Other New Funds & Fundraising Activity

Montreal-based cleantech venture capital firm Cycle Capital Management said in February it raised $109 million in the initial close of its fourth fund. Commitments included $50 million from Investissement Québec; other LPs included Teralys Capital, Fonds de solidarité FTQ, Fondaction, Suez, Hydro-Québec, Innergex Renewable Energy, the McConnell Foundation, Rio Tinto, Vancity and the Trottier Family Foundation.

The Cycle Capital fund aims to raise up to $250 million and will target energy storage and efficiency, green chemistry, clean transportation and smart city technologies, green internet of things, big data and artificial intelligence, and agricultural technologies.

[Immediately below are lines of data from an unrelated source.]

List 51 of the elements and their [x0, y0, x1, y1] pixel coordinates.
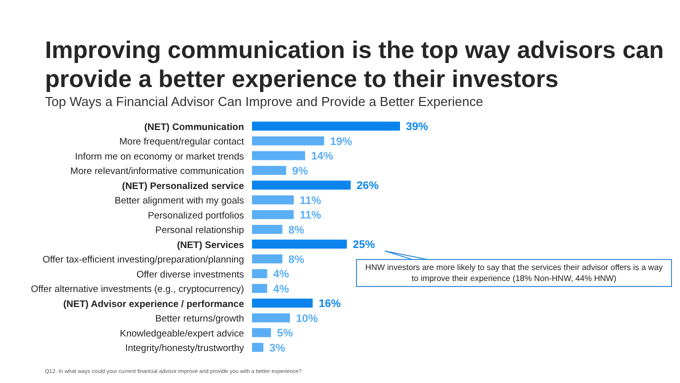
- data-label: 5%: [276, 328, 294, 340]
- y-tick-label: Offer alternative investments (e.g., cryptocurrency): [30, 284, 244, 296]
- bar: [252, 313, 290, 322]
- data-label: 19%: [330, 136, 352, 148]
- y-tick-label: (NET) Advisor experience / performance: [63, 298, 244, 310]
- annotation: HNW investors are more likely to say that the services their advisor offers is a way to improve their experience (18% Non-HNW, 44% HNW): [356, 259, 672, 287]
- bar: [252, 298, 313, 308]
- bar: [252, 240, 347, 249]
- y-tick-label: Better returns/growth: [155, 314, 244, 325]
- bar: [252, 328, 271, 338]
- data-label: 16%: [318, 298, 341, 310]
- y-tick-label: (NET) Communication: [144, 122, 244, 133]
- y-tick-label: Personal relationship: [155, 225, 244, 236]
- data-label: 3%: [269, 342, 286, 354]
- bar: [252, 284, 268, 293]
- y-tick-label: (NET) Personalized service: [122, 180, 244, 192]
- data-label: 4%: [273, 268, 290, 281]
- data-label: 26%: [356, 180, 379, 192]
- bar: [252, 166, 286, 175]
- y-tick-label: More relevant/informative communication: [70, 166, 244, 178]
- bar: [252, 180, 351, 190]
- y-tick-label: More frequent/regular contact: [119, 136, 244, 148]
- data-label: 10%: [296, 312, 318, 325]
- data-label: 8%: [288, 224, 304, 236]
- y-tick-label: Knowledgeable/expert advice: [120, 328, 244, 340]
- data-label: 39%: [406, 121, 428, 134]
- y-tick-label: Better alignment with my goals: [114, 196, 244, 207]
- bar: [252, 254, 282, 264]
- data-label: 4%: [273, 283, 290, 296]
- y-tick-label: Personalized portfolios: [148, 210, 244, 222]
- bar: [252, 224, 282, 234]
- chart-subtitle: Top Ways a Financial Advisor Can Improve and Provide a Better Experience: [45, 94, 484, 109]
- y-tick-label: Offer tax-efficient investing/preparation/planning: [42, 254, 244, 266]
- bar: [252, 195, 294, 204]
- y-tick-label: Inform me on economy or market trends: [75, 151, 244, 162]
- data-label: 8%: [288, 254, 304, 266]
- y-tick-label: (NET) Services: [176, 240, 244, 251]
- chart-title: Improving communication is the top way advisors can provide a better experience to their investors: [45, 36, 665, 94]
- data-label: 14%: [311, 150, 334, 163]
- data-label: 25%: [352, 239, 376, 252]
- data-label: 9%: [292, 165, 308, 178]
- y-tick-label: Offer diverse investments: [136, 269, 244, 280]
- data-label: 11%: [300, 210, 322, 222]
- bar: [252, 151, 306, 160]
- data-label: 11%: [300, 194, 322, 207]
- bar: [252, 122, 400, 131]
- bar: [252, 136, 324, 146]
- bar: [252, 342, 264, 352]
- bar: [252, 210, 294, 220]
- bar: [252, 269, 268, 278]
- y-tick-label: Integrity/honesty/trustworthy: [125, 343, 244, 354]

Meanwhile, in January, Ecofuel Fund, a seed fund affiliated with Cycle Capital that invests in clean tech startups located in Québec and Eastern Canada, said it secured $41 million in a second close. Investors in the fund included BDC Capital, CRIBIQDesjardins Capital, Fonds de solidarité FTQ, Fondaction and Investissement Québec.

Oakland-based incubator Powerhouse launched its first fund, Powerhouse Ventures, in January after raising $5.5 million to invest in clean tech startups. Investors include energy strategics Total Energy Ventures and Centrica Innovations as well as individual investors

Green Bonds and Sustainable Financing 

The sustainable finance market surged 26% in 2018, with a record $247 billion worth of sustainability-themed debt instruments raised during the year. Green bonds issued totaled $182.2 billion in 2018, while a new product, sustainability-linked loans, reached $36.4 billion, according to Bloomberg New Energy Finance.

Canadian pension fund OPTrust bought $100 million in green bonds issued by the Ontario government earlier this month. The purchase brings OPTrust’s total Canadian green bond holdings to about 1% of total assets under management. Ontario is the largest issuer of Canadian dollar green bonds and uses the money for transit and energy efficiency projects.

Tata Cleantech Capital raised about $25 million from the Netherlands-based development bank FMO via a green bond issuance. Tata Cleantech Capital is a joint venture between Tata Capital and the International Finance Corp., the private sector arm of the World Bank. The money will be used to finance renewable energy projects across India.